Paul VI Portrait

One overt signal of occult infiltration in the Catholic Church came through a painting. In 1970 a German Lutheran received permission from Pope Paul VI to observe him during papal audiences in order to paint his portrait. Ernst Günter Hansing presented the Pope with the finished portrait in 1972. It was published in full color in the April 1972 edition of the Smithsonian, together with Paul VI’s cryptic commentary: the Pope stated that the portrait is “a mirror of the situation in the Church today,” and furthermore that “one almost needs a new philosophy to grasp the meaning of it’s context.”
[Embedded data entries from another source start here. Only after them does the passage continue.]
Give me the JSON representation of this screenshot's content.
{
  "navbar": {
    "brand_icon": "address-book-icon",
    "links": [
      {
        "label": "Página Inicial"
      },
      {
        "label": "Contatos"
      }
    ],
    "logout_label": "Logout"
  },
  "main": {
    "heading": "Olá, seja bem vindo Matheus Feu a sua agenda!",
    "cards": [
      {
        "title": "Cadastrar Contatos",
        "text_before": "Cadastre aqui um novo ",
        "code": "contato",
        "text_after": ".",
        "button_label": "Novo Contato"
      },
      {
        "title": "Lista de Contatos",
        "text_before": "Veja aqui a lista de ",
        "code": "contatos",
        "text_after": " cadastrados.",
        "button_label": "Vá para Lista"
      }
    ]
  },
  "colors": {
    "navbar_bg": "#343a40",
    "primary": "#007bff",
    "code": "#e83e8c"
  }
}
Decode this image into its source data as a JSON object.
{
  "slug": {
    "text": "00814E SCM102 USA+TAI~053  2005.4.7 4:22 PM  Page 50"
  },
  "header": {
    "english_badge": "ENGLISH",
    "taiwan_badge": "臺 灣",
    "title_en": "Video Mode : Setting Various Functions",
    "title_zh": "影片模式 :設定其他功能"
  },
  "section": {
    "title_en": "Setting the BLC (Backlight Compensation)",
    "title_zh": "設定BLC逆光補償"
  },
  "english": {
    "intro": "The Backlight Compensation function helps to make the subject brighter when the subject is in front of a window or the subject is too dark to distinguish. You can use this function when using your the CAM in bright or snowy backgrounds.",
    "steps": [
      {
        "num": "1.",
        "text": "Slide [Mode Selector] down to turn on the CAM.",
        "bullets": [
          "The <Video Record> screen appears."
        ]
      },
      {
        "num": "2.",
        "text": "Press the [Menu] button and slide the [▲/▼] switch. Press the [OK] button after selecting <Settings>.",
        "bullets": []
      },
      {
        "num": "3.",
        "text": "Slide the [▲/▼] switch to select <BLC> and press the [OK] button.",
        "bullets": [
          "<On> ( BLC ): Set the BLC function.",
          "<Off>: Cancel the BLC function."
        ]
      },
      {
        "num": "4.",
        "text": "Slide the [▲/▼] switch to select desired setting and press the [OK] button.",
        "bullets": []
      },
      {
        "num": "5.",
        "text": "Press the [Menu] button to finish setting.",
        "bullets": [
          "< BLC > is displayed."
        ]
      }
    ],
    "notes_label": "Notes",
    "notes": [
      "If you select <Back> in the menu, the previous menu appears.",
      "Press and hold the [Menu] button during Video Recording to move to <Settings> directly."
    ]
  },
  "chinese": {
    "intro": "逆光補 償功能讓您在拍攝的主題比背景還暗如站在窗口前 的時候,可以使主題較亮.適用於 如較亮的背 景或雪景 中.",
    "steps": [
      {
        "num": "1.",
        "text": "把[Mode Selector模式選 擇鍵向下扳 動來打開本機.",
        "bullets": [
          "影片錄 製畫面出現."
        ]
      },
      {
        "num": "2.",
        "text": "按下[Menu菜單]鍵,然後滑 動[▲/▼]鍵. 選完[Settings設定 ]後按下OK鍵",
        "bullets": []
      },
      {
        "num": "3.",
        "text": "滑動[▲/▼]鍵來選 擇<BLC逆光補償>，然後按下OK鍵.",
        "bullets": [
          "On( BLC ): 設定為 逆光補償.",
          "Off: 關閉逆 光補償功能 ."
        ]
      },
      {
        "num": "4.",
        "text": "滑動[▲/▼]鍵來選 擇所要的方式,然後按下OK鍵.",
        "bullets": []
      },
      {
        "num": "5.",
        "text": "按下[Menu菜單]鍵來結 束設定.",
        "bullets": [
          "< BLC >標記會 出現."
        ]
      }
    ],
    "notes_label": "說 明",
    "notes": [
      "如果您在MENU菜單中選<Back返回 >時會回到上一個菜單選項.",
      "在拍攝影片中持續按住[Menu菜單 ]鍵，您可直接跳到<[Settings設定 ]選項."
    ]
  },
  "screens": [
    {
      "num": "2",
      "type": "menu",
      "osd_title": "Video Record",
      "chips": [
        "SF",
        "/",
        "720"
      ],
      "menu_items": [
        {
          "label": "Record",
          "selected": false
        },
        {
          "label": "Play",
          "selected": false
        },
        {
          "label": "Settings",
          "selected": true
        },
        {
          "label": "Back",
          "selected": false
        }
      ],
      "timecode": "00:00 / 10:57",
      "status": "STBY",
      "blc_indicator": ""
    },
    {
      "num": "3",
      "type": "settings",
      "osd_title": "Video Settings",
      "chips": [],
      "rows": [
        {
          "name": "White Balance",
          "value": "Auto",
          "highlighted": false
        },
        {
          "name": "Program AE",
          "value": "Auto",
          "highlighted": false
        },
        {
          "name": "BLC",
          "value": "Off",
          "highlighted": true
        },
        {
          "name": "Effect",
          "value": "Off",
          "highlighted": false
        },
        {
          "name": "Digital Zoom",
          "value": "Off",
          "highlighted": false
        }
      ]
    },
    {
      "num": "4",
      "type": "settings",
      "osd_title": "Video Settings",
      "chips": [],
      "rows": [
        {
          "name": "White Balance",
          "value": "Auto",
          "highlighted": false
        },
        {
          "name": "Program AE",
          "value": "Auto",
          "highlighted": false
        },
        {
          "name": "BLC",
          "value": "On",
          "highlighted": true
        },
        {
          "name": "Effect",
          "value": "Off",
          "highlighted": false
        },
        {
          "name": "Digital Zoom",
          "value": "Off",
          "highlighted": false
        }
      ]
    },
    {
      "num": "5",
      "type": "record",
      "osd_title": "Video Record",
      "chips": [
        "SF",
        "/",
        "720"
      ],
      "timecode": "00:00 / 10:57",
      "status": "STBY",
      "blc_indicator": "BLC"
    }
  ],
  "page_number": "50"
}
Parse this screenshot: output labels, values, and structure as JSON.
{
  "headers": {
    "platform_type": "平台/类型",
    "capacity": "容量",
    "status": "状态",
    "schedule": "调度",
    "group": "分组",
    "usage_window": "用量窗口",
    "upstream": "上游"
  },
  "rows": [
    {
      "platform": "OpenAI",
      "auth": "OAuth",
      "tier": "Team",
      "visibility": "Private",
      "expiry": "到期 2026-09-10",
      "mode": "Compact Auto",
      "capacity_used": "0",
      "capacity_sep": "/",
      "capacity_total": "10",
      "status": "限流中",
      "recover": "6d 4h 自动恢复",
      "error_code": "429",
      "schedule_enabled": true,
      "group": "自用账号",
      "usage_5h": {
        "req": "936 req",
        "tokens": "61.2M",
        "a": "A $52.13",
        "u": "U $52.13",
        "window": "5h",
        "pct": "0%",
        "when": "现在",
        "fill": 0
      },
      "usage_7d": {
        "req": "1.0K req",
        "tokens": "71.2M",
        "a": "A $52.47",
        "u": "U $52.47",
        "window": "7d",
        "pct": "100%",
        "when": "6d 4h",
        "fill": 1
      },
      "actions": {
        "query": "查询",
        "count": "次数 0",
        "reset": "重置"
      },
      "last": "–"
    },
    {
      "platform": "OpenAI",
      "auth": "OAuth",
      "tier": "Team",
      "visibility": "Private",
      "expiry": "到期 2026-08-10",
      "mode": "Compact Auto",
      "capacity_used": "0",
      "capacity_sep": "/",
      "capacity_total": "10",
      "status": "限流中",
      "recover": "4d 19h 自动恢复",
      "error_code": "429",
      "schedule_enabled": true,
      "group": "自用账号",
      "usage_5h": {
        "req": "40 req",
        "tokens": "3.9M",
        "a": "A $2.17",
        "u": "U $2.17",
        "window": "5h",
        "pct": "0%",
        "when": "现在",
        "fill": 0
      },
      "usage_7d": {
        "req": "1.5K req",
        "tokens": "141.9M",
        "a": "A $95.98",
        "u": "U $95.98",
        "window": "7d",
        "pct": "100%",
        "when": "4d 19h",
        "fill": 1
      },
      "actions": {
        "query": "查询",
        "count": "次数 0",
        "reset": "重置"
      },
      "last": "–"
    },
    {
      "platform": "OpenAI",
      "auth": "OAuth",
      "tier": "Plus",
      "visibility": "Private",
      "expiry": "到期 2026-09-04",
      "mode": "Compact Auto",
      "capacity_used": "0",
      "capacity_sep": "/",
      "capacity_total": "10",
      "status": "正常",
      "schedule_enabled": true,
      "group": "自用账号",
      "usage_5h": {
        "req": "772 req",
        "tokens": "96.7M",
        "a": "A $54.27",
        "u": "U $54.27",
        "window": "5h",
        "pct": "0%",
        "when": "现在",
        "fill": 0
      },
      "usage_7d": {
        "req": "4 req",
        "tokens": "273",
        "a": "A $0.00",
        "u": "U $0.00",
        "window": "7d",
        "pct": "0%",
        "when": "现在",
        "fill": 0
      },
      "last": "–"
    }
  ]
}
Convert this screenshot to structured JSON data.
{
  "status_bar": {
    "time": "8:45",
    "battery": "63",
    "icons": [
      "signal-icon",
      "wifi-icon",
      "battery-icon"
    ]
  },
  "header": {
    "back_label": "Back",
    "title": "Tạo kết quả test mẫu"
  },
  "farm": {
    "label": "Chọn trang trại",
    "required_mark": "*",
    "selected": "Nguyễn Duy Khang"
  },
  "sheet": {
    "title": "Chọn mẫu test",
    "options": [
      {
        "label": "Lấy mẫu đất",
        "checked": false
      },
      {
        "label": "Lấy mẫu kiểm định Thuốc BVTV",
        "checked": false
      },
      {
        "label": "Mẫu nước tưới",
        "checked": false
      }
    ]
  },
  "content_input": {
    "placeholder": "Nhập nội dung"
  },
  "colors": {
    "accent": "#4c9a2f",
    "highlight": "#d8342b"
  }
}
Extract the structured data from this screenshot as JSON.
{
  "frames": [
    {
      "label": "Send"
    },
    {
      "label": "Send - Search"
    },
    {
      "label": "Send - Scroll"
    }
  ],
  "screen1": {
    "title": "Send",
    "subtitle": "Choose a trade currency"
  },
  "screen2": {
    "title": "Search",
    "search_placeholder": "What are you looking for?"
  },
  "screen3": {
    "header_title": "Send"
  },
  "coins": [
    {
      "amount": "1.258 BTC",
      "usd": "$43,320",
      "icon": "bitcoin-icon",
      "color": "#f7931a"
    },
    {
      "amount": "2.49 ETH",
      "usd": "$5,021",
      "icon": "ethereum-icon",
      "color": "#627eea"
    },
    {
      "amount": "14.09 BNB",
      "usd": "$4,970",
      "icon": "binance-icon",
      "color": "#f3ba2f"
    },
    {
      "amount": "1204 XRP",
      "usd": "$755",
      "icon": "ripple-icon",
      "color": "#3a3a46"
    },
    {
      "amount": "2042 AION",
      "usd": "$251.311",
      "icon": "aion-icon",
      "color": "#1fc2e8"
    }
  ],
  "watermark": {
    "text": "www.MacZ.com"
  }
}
The last comment is certainly no understatement, for the painting is pure Revelation-of-the-Method and portrays the pontiff as not only ugly, but even repellent and evil–clutching a dagger and destroying St. Peter’s Basilica …

The Pope’s ambiguity concerning the diabolical images [and] themes in the painting and his public acceptance of the portrait and it’s artist appear to be signals for those who could discern their meaning … (Craig Heimbichner, Blood on the Altar, pg. 106-107)

One Response to “Paul VI Portrait”

  1. rev'd up Says:

    I would guess Mr. Hansing was a friend of Mr. Acid or some other mind-bending psychotropic. Nevertheless, his painting is an eternal classic which captures truth–the devil’s in the Church’s driver seat.

    It reminds me of another work of art that speaks truth about our present calamity. Benjamin Britten’s Missa Brevis, written in 1958, for Westminster Cathedral (in Latin) exhibits the same angular, staccatto, ugly traits. A masterwork composed by a profoundly gifted musician, the piece is a snap-shot of the rot then eating away at the Church.

    We the faithful, have done so little about our situation for so long despite the warnings given us by God–Hansing’s and Britten’s art are God slapping us for our sloth and fear.

    Masonic, occult, sodomite and Judaic imagery abound in the world of modern “religious” art.